Trump cites Penn over transgender issues

The Trump administration said Monday that the University of Pennsylvania violated laws guaranteeing women equal opportunities in athletics by letting a transgender swimmer compete on the school’s women’s team and into team facilities.

The administration’s statement does not name Lia Thomas, the transgender swimmer who last competed for the Ivy League school in Philadelphia in 2022 and was the first openly transgender athlete to win a Division I title that year — an award Thomas now faces losing.

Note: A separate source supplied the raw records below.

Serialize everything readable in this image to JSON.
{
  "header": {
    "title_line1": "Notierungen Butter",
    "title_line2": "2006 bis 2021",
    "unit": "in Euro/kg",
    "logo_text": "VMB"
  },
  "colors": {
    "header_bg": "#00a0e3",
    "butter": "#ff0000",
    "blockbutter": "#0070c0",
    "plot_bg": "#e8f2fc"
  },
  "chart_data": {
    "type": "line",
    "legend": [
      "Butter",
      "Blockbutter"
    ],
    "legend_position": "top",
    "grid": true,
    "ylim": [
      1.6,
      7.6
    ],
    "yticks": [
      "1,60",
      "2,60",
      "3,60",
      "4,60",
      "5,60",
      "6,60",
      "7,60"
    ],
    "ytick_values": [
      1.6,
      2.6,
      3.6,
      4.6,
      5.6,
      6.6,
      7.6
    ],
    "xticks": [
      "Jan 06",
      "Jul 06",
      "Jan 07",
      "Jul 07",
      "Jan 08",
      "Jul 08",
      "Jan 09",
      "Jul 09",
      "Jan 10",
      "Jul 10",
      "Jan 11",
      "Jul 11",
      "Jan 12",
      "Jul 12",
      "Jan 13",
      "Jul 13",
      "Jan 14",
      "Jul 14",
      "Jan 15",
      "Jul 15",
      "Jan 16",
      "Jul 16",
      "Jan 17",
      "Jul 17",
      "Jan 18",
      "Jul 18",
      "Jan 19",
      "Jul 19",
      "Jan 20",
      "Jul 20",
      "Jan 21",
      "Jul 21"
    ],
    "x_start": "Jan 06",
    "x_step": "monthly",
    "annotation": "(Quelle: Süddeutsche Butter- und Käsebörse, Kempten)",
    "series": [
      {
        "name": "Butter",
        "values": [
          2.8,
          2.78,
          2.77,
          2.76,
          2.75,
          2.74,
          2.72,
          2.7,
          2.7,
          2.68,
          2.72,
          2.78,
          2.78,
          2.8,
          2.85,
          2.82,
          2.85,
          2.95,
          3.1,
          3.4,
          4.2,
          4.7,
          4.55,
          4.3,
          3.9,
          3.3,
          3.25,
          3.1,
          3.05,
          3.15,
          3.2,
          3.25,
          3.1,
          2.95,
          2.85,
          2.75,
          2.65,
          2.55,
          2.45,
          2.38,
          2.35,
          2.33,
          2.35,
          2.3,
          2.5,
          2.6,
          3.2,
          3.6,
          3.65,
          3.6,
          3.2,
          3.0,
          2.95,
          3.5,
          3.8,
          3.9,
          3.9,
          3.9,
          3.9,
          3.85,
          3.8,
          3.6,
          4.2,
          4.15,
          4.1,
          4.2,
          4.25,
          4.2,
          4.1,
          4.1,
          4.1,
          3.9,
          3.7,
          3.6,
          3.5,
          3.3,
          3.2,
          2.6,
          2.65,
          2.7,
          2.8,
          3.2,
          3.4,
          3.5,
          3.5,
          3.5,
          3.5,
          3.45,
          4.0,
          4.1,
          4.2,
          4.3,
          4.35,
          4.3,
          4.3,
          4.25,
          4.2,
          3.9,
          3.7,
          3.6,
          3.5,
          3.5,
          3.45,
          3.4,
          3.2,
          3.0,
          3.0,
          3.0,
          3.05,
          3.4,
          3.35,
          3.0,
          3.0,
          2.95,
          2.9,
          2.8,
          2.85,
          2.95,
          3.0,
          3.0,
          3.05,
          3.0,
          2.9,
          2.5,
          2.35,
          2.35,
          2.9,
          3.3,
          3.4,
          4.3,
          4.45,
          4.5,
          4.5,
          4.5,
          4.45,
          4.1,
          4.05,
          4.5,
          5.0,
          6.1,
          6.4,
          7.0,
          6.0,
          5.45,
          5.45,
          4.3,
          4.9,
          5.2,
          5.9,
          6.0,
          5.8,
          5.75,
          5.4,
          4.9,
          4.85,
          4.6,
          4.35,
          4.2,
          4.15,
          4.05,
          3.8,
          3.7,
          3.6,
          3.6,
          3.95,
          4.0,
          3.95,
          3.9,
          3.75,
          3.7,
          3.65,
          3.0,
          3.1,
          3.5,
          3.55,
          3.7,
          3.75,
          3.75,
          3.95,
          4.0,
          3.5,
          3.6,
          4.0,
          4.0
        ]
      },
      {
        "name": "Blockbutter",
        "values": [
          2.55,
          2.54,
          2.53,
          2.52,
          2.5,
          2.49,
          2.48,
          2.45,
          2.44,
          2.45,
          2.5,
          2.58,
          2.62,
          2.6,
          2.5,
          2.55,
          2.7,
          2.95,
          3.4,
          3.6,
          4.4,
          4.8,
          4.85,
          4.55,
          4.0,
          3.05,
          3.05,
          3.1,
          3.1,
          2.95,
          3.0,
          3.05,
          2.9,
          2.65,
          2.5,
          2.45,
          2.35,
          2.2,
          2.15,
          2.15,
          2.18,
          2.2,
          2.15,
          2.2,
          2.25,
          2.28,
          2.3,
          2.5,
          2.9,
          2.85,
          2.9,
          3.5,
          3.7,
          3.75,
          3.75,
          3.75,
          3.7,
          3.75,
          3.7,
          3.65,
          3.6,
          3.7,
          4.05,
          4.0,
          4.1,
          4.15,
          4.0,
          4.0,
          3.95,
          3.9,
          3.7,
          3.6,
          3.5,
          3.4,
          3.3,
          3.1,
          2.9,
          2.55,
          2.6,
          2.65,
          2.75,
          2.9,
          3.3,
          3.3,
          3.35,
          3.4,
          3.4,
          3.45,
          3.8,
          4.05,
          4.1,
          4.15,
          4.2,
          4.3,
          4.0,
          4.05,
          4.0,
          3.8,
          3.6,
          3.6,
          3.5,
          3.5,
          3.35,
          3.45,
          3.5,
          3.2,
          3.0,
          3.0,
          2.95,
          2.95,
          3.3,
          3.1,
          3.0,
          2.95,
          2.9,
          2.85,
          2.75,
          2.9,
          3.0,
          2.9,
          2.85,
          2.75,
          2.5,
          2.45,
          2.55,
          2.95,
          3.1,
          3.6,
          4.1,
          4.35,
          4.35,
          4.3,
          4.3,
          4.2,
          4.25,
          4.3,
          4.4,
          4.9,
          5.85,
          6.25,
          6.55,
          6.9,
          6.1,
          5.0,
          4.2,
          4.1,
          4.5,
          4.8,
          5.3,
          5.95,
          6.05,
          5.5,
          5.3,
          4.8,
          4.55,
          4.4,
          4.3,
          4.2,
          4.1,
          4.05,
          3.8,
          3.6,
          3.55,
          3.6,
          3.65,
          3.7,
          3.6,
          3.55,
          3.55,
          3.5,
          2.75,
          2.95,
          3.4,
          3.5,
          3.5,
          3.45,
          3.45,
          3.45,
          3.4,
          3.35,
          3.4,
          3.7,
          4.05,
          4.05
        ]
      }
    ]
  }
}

But the investigation opened in February by the U.S. Education Department’s Office for Civil Rights focused on Thomas, who became a leading symbol of transgender athletes and a prominent political target of Republicans and President Donald Trump.

The department said Penn violated a law barring sex discrimination in schools and colleges, called Title IX, by “denying women equal opportunities by permitting males to compete in women’s intercollegiate athletics and to occupy women-only intimate facilities.”

Penn had no immediate comment Monday, but Penn has said in the past that it always followed NCAA and Ivy League policies regarding student participation on athletic teams, both when Thomas swam and currently.

The department said Penn has 10 days to voluntarily resolve the violations or risk prosecution.